McConnell's Strategy: Ensure SCOTUS Protects the Constitution

He says it's about "the quaint notion that the job of the judge is to follow the law."

Nate Jackson · May 29, 2019

One of Senate Majority Leader Mitch McConnell’s greatest triumphs was holding the line against Barack Obama’s choice of Merrick Garland to succeed the late Antonin Scalia on the Supreme Court in 2016. McConnell refused to even hold hearings on Garland’s nomination, arguing that voters should weigh in on whether to utterly change the Court’s make-up when the White House and Senate were held by different parties. It was the same argument Democrats had made in presidential elections past. But now the Democrat-Leftmedia Complex is in hysterics over McConnell’s supposed hypocrisy after he announced Tuesday that he would fill any SCOTUS vacancy in 2020 despite it being an election year because the same party controls the Senate and White House.

It is true that the Republican calculation in 2016 was hardball politics. Almost no one thought Donald Trump would actually defeat Hillary Clinton, but McConnell’s big gamble paid off, big time. Instead of Obama substantively changing the Supreme Court with Garland, or Clinton picking him or someone else, Trump chose Neil Gorsuch, an originalist who would follow in Scalia’s large footsteps and take seriously his oath to “support and defend” the U.S. Constitution.

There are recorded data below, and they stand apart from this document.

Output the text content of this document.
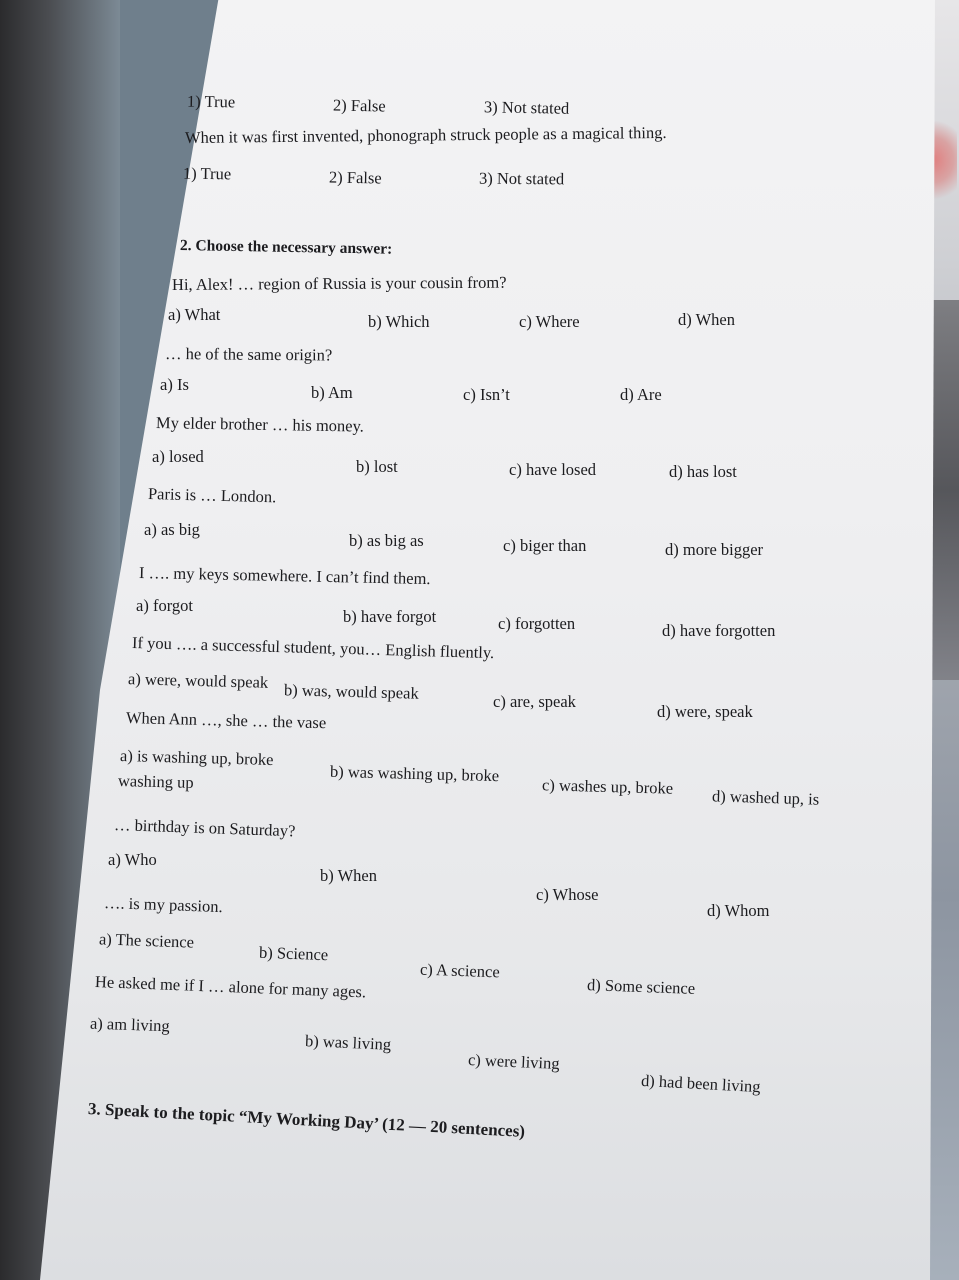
1) True	2) False	3) Not stated
When it was first invented, phonograph struck people as a magical thing.
1) True	2) False	3) Not stated
2. Choose the necessary answer:
Hi, Alex! … region of Russia is your cousin from?
a) What	b) Which	c) Where	d) When
… he of the same origin?
a) Is	b) Am	c) Isn’t	d) Are
My elder brother … his money.
a) losed
b) lost	c) have losed	d) has lost
Paris is … London.
a) as big
b) as big as	c) biger than	d) more bigger
I …. my keys somewhere. I can’t find them.
a) forgot
b) have forgot	c) forgotten	d) have forgotten
If you …. a successful student, you… English fluently.
a) were, would speak b) was, would speak	c) are, speak
d) were, speak
When Ann …, she … the vase
a) is washing up, broke
washing up	b) was washing up, broke
c) washes up, broke d) washed up, is
… birthday is on Saturday?
a) Who
b) When
c) Whose
d) Whom
…. is my passion.
a) The science
b) Science
c) A science
d) Some science
He asked me if I … alone for many ages.
a) am living
b) was living
c) were living
d) had been living
3. Speak to the topic “My Working Day’ (12 — 20 sentences)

“What can’t be undone,” McConnell said, “is a lifetime appointment to a young man or woman who believes in the quaint notion that the job of the judge is to follow the law.”

Interestingly enough, that’s the exact phrase NBC News cut from McConnell’s quote. No bias there…

And that’s the whole point here. Ultimately, this isn’t just “political.” It’s the essence of the struggle between Rule of Law and rule of men; of Liberty and tyranny. Democrats want justices who will rule according to a “living” Constitution that just happens to comport with current “progressive” sensibilities. Republicans want justices who will uphold the Constitution as written. McConnell’s move in 2016 and his pledge for 2020 are borne of the same strategy — to ensure constitutionalists join the Supreme Court.